Membership Limited To People Who Earn Money
Or Have AccumulatedMore Than One Million Dollars
There are many values and advantages in life to being a member of the Millionaires Club. The term “millionaire” came into use a century ago, according to Rich Karlgard, writer for Fortune magazine. It was used to refer to people who achieved a mass of wealth that exceeded one million dollars. A million dollars then would equate to about $20 million today, according to Fortune. If one does not make the $20 million grade and only makes it to $10 million (which is not uncommon), it makes a person a member of minor royalty in most towns in the United States.
Income earners (at most levels) are millionaires in the making. Earners own their future, so the future earned income is a substantial asset. Let’s compare. A person buys a house. This house is listed on his financial statement as an asset worth the price paid. The house carries a mortgage, but the equity value is listed on the net worth statement and is respectfully admitted to the person’s wealth estimate.
The House
• Purchase price ~ $500,000
• Down payment ~ $80,000
• Balance ~ $420,000
• 30 year mortgage
• 6 percent interest
• Monthly payment of $2,969.32 x 360 payments (ultimate cost) = $1,068,955.20. Plus the down payment of $80,000 makes the cost of the property $1,148,995.20.
Why does the person consider this house as a valuable asset? It costs more and more due to mortgage costs, taxes, property insurance, upkeep and repair. Does the person feel this is a good asset? The chances are he does and proudly lists it on the net worth statement. The value of the asset assumes the inflation factor will outperform depreciation, upkeep, taxes and repairs. It is a customary measure of wealth.
But what is the rationale for not insuring future earned income that has the potential of yielding much, much more? Earned income of $150,000 per year times 30 years (comparing it to the mortgage run) equals $4,500,000.
If one feels compelled to insure a $500,000 house, why does this person refrain from insuring a $4,500,000 asset? The chance of a home being destroyed by fire is substantially less than getting sick or hurt and unable to work—about one in 1,200 vs. one in 30!

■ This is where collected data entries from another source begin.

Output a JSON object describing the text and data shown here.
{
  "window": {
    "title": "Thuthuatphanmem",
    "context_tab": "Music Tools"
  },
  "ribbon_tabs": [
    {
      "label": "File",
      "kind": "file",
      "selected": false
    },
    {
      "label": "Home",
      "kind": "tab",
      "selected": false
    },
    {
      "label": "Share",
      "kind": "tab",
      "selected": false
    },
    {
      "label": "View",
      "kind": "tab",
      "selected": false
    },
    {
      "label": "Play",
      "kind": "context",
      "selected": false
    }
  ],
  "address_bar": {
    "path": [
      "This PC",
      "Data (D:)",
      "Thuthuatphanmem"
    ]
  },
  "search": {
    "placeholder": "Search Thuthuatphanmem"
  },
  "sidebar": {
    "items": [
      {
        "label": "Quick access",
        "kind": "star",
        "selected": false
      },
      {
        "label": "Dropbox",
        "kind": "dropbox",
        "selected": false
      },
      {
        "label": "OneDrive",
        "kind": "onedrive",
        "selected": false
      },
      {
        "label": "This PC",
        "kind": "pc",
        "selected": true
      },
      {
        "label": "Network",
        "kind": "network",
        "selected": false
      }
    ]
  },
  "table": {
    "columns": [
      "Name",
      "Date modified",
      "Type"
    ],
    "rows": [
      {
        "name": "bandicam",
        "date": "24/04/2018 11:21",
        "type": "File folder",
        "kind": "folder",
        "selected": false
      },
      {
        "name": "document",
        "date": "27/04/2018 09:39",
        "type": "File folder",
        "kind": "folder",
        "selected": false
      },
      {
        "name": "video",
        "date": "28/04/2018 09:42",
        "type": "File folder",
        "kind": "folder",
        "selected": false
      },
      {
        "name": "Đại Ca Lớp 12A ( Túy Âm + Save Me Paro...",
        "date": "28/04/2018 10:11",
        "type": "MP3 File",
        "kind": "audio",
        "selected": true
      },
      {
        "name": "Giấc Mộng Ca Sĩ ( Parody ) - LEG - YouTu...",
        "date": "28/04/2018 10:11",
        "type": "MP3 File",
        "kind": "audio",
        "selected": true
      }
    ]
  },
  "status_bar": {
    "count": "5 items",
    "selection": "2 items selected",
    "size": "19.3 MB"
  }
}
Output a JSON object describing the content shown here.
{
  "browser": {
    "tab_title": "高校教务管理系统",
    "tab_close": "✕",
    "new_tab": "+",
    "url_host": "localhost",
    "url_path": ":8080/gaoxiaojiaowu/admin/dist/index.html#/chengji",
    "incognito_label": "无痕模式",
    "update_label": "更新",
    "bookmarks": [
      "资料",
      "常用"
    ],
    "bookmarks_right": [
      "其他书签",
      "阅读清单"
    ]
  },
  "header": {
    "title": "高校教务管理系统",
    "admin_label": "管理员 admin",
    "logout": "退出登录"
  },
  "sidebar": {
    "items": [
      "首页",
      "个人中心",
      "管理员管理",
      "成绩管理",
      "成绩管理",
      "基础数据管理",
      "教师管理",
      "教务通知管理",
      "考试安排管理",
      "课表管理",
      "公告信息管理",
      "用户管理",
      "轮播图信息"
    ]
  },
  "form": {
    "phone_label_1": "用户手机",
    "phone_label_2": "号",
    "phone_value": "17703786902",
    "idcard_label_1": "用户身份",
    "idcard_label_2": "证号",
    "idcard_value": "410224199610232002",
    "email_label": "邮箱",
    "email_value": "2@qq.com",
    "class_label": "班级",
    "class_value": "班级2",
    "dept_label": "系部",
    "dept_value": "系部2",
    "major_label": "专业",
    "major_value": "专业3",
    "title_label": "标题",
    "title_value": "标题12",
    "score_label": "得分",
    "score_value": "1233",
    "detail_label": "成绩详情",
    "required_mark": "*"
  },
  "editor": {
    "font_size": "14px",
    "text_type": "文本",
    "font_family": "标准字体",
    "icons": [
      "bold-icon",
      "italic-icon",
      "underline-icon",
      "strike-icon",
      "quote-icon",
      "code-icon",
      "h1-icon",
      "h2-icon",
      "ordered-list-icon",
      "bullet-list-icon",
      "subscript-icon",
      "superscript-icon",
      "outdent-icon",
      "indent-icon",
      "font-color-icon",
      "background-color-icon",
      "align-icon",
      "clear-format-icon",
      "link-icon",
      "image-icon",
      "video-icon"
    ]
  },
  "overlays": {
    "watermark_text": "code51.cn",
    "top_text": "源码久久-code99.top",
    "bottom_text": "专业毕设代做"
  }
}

Purveyors should portray the disability plan as a financial product that yields cash benefits to the insured that will provide a level of income that approximates the normal income flow enjoyed by the insured. Tax advantages notwithstanding, the amount of cash benefits needed by the insured is possible due to modern issue and underwriting limits. Such benefits (logically arranged) provide the solution of a continuing income cash flow when the insured becomes sick or hurt and unable to perform his job.
As purveyors of economic freedom, we should remember that we are duty bound to inform those people who are wise enough to listen. It is usually necessary to help lift their thinking about the dread they believe they will have over paying an additional premium for coverage they hope to never use (disability income). Life does not work in an absolute, programmed manner. It is filled with shock and surprise, which is why insurance becomes a desirable financial tool that can sustain an adequate level of income and a desirable peace of mind, along with the hoped for lifestyle; not just once, but multiple times during a working career.
Getting sick or hurt is the most probable bad thing that will happen to a person. A person should always remember that the body is a machine and is prone to break down and need repairs on occasion. Of all the hazards to our assets, disability is the one thing that can interfere with the performance and the value of those assets.
We can help the insured by making him understand that some things can be self-insured. Other risks are believed to be covered by bank loans—a risk for the banker, not necessarily available on the day needed, and with no guarantee the loan will be made. A risk remains a risk unless it is covered by a guaranteed facility. The coupling of a bank loan guaranteed by an insurance product makes the continuation of adequate income something to truly depend on.
With the advent of new and enterprising approaches to the selection and underwriting of disability risks, a person need not be caught short by not having disability coverage for any and all situations. In the course of a working career, disability insurance can be called on to perform time after time. The cost of this peace of mind is of little consequence to “millionaires.”
Do Millionaires Need Disability Insurance?
The only difference between a millionaire and an aspiring millionaire, in terms of disability coverage, is that one needs insurance and the other wants insurance. An aspiring millionaire certainly has an absolute need for a well-designed disability financial plan, whereas the successful millionaire may not, but he absolutely wants to secure the wealth he has accumulated.